Create a seen set to keep track of characters currently in the stack.
Initialize an empty stack stack.
Iterate through the string s with index i and character char:
- If char is in seen, skip it.
- While stack is not empty, the top of the stack is greater than char, and last_occurrence[stack[-1]] > i:
  - Remove the top of the stack from seen.
  - Pop the top of the stack.
- Add char to seen.
- Push char onto the stack.
Return the string formed by the characters in the stack.

Code

def smallestSubsequence(s: str) -> str:
    last_occurrence = {}
    for i, char in enumerate(s):
        last_occurrence[char] = i

    stack = []
    seen = set()

    for i, char in enumerate(s):
        if char in seen:
            continue

        while stack and stack[-1] > char and last_occurrence[stack[-1]] > i:
            removed_char = stack.pop()
            seen.remove(removed_char)

        stack.append(char)
        seen.add(char)

    return "".join(stack)

Example

Let's trace the execution with the input s = "cbacdcbc"

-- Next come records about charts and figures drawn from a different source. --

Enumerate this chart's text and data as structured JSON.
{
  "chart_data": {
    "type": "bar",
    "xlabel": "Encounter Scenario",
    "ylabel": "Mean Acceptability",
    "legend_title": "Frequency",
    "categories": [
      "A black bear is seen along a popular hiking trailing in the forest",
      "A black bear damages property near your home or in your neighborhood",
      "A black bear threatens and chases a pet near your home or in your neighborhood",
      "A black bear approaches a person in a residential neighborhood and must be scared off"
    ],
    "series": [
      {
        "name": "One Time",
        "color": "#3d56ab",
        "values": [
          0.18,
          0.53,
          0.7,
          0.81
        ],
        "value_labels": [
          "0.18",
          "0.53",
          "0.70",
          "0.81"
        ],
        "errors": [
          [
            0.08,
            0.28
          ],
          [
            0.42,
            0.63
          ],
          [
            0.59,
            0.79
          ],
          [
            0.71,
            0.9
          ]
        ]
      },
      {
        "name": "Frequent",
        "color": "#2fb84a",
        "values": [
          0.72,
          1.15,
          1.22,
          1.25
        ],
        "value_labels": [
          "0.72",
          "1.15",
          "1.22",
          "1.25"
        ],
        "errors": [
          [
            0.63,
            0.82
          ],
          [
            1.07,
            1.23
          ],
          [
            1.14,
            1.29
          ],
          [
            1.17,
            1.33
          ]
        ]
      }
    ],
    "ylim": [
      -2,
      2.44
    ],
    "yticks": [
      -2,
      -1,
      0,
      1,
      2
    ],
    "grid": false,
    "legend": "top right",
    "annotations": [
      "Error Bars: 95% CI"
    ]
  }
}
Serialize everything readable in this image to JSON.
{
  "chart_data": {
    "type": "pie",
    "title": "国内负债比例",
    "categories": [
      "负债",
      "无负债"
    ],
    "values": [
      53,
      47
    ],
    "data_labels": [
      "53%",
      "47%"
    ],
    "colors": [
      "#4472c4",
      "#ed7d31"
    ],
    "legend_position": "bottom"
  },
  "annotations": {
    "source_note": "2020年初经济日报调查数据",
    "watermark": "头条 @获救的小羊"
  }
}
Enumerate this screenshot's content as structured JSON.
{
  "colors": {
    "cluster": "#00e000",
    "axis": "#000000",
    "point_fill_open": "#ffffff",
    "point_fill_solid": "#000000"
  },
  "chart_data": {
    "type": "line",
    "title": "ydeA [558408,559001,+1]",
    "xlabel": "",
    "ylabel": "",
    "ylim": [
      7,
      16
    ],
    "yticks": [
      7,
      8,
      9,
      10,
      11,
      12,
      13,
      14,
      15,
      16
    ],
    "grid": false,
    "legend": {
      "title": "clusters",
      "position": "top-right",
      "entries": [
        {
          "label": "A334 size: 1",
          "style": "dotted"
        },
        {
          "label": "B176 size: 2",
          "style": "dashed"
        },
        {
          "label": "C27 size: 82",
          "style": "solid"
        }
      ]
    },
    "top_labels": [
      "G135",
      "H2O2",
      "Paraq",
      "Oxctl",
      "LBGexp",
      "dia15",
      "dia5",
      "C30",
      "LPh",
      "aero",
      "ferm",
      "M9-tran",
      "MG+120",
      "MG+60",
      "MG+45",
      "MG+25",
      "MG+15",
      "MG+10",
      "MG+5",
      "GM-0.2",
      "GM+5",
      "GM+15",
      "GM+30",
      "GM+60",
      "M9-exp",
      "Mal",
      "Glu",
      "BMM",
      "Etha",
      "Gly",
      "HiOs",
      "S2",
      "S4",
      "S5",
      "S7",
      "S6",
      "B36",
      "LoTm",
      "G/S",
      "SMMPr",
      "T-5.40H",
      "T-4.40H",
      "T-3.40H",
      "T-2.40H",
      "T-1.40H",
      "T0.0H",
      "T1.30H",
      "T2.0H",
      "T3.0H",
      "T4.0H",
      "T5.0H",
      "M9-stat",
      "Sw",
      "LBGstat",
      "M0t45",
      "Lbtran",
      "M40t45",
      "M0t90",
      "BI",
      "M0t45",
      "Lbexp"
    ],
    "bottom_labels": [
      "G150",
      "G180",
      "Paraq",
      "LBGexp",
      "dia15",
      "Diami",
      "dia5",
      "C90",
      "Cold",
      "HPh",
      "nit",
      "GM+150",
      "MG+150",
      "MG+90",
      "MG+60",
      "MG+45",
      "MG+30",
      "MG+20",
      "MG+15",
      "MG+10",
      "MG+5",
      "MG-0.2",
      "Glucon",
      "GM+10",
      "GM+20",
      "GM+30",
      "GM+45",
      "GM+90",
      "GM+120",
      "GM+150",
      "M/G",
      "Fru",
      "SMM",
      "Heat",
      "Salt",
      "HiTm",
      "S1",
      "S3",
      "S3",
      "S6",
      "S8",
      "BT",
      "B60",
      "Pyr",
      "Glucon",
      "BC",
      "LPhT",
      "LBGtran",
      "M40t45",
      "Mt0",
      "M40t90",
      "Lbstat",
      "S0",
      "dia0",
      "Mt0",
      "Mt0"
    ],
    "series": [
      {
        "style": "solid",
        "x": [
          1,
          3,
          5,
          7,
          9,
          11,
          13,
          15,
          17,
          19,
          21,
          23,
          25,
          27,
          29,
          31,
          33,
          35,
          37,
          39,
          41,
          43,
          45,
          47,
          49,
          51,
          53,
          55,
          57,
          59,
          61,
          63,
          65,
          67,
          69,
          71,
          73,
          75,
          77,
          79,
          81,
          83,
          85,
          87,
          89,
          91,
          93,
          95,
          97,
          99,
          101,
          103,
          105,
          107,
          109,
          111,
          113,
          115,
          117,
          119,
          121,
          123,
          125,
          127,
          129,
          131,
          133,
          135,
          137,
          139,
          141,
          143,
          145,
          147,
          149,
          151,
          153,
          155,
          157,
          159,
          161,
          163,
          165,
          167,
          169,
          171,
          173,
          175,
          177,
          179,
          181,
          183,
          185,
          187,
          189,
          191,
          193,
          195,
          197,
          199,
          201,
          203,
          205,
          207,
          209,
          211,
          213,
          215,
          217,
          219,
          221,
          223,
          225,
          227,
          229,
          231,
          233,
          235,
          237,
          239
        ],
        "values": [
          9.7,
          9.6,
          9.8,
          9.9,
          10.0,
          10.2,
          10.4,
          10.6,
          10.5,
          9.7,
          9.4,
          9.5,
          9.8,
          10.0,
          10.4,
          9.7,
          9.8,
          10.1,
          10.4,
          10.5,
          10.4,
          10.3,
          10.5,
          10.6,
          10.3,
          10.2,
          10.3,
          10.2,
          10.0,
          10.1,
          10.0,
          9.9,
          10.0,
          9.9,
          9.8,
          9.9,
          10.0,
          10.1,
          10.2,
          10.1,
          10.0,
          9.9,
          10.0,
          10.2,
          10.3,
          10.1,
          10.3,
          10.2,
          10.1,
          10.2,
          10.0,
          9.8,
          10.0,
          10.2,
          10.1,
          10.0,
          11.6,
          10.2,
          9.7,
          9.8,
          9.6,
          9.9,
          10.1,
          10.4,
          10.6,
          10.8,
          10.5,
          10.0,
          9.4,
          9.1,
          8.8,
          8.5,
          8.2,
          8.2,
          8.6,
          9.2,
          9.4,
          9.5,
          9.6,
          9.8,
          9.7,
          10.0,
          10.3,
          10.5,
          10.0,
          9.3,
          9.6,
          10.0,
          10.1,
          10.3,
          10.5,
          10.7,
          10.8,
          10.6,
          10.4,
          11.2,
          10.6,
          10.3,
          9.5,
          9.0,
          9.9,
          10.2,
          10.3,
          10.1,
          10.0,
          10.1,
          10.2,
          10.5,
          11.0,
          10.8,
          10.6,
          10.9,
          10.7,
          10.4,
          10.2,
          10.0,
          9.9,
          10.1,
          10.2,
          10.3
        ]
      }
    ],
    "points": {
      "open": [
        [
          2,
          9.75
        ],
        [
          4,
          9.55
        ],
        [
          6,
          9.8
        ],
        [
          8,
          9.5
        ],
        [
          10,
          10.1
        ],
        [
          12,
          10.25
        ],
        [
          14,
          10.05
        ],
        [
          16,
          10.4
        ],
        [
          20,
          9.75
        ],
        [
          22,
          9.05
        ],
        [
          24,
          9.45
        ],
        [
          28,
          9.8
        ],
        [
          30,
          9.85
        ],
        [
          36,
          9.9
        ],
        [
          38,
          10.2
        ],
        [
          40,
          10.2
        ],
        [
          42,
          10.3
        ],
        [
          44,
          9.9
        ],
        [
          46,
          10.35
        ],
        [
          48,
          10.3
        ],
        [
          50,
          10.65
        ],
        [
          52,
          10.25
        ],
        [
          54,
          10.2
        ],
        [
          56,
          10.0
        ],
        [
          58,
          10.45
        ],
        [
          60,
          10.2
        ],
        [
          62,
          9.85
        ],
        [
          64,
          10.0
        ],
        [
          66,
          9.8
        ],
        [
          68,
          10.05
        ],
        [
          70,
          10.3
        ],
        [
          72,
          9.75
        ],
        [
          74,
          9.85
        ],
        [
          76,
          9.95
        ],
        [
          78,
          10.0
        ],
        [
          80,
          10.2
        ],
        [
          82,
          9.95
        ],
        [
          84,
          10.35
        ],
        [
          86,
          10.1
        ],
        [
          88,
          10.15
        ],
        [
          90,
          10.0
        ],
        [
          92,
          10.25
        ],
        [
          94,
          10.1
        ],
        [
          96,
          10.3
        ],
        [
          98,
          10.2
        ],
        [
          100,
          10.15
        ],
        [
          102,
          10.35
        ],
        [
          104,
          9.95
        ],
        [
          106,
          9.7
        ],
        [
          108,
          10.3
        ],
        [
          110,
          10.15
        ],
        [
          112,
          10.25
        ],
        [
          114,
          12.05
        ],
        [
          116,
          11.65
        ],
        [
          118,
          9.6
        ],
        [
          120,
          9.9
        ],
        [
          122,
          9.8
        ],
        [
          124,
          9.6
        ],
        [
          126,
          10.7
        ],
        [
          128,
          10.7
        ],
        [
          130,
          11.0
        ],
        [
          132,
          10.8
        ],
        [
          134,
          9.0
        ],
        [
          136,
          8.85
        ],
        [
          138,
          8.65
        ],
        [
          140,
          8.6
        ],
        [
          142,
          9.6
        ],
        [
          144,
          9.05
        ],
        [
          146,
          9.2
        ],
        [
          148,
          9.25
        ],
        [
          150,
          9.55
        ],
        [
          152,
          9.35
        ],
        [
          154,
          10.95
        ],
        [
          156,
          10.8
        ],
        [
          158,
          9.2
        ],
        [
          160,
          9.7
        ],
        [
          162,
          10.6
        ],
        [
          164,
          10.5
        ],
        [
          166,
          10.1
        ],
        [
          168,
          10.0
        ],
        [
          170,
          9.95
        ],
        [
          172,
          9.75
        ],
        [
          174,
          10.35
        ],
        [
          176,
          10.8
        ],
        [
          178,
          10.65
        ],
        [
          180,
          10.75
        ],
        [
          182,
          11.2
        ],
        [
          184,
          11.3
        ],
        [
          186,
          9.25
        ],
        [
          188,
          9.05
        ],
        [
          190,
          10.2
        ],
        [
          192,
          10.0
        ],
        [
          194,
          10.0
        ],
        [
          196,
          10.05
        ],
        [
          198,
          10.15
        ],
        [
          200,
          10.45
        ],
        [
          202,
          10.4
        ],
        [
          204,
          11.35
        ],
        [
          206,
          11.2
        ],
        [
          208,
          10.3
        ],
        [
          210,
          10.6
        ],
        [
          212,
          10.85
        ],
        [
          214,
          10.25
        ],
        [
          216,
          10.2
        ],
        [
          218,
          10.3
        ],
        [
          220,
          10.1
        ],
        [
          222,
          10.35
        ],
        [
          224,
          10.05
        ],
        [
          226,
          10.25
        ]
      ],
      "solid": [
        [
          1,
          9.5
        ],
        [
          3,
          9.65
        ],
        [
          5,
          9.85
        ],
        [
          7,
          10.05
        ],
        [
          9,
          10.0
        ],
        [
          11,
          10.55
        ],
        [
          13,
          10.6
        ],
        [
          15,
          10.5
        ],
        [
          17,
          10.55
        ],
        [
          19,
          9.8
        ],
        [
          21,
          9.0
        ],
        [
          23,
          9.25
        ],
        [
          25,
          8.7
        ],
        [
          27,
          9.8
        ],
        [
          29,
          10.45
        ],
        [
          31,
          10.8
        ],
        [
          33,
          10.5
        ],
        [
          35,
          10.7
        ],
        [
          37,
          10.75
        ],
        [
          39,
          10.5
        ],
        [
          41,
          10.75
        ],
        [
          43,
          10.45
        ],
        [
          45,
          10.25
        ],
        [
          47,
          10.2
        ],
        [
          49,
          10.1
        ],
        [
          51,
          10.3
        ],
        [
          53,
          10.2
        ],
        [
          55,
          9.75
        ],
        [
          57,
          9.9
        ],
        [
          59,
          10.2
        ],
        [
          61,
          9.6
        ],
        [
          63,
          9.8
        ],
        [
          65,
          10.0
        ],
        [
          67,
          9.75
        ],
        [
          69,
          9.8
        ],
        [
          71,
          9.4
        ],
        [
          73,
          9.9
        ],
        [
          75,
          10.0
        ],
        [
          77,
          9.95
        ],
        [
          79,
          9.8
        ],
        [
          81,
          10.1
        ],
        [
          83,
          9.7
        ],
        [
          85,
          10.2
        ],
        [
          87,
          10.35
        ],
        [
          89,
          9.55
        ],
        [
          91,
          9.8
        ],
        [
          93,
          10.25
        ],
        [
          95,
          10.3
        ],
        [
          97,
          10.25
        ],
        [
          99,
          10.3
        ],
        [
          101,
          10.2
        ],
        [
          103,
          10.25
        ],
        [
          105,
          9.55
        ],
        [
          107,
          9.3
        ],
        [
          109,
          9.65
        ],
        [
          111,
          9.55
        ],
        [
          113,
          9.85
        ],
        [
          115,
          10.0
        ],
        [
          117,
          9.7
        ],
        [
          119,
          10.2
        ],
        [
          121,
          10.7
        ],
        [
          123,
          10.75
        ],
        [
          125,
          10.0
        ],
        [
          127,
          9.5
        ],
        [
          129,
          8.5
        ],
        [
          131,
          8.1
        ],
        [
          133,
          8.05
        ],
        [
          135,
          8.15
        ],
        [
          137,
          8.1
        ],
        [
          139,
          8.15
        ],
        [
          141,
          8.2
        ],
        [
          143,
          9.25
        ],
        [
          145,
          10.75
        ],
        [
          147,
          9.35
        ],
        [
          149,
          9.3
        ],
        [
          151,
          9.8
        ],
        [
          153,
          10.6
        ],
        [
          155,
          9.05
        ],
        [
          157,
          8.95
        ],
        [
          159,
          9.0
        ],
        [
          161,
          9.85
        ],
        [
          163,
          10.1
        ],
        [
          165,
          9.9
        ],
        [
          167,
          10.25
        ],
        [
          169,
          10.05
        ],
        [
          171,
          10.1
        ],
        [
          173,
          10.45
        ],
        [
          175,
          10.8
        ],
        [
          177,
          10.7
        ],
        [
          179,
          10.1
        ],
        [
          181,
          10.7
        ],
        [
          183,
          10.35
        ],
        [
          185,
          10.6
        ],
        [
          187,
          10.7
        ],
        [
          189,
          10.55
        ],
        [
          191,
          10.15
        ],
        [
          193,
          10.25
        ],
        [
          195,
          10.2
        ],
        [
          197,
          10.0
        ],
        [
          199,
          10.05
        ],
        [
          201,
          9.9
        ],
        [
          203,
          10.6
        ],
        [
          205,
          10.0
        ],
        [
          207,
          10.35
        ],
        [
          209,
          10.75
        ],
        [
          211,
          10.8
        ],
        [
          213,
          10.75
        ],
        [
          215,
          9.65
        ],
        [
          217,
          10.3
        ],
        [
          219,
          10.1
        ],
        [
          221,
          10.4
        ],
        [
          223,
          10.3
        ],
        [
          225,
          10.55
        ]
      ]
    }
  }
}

last_occurrence = {'c': 7, 'b': 6, 'a': 2, 'd': 4}
stack = [], seen = set()
i = 0, char = 'c'. Stack is empty, so stack.append('c'), seen = {'c'}
i = 1, char = 'b'. 'c' > 'b' and last_occurrence['c'] > 1, so pop 'c'. stack = [], seen = {}. stack.append('b'), seen = {'b'}
i = 2, char = 'a'. 'b' > 'a' and last_occurrence['b'] > 2, so pop 'b'. stack = [], seen = {}. stack.append('a'), seen = {'a'}
i = 3, char = 'c'. Stack is not empty but 'a' < 'c'. stack.append('c'), seen = {'a', 'c'}
i = 4, char = 'd'. Stack is not empty but 'c' < 'd'. stack.append('d'), seen = {'a', 'c', 'd'}
i = 5, char = 'c'. char in seen, skip.
i = 6, char = 'b'. 'd' > 'b' and last_occurrence['d'] > 6, so pop 'd'. stack = ['a', 'c'], seen = {'a', 'c'}. 'c' > 'b' and last_occurrence['c'] > 6, so pop 'c'. stack = ['a'], seen = {'a'}. stack.append('b'), seen = {'a', 'b'}
i = 7, char = 'c'. char in seen, skip.
Return "".join(['a', 'b', 'c', 'd']) = "acdb"

Complexity Analysis

Time Complexity: O(n), where n is the length of the string. We iterate through the string once. The while loop inside the for loop runs at most n times in total because each character can be pushed and popped from the stack at most once.
Space Complexity: O(n), where n is the length of the string, to store the last_occurrence map, seen set, and the stack.

Edge Cases

Empty string: The algorithm will return an empty string.
String with only one distinct character: The algorithm will return the string with that character.
String with duplicate characters: The algorithm will correctly remove duplicate characters and return the lexicographically smallest subsequence.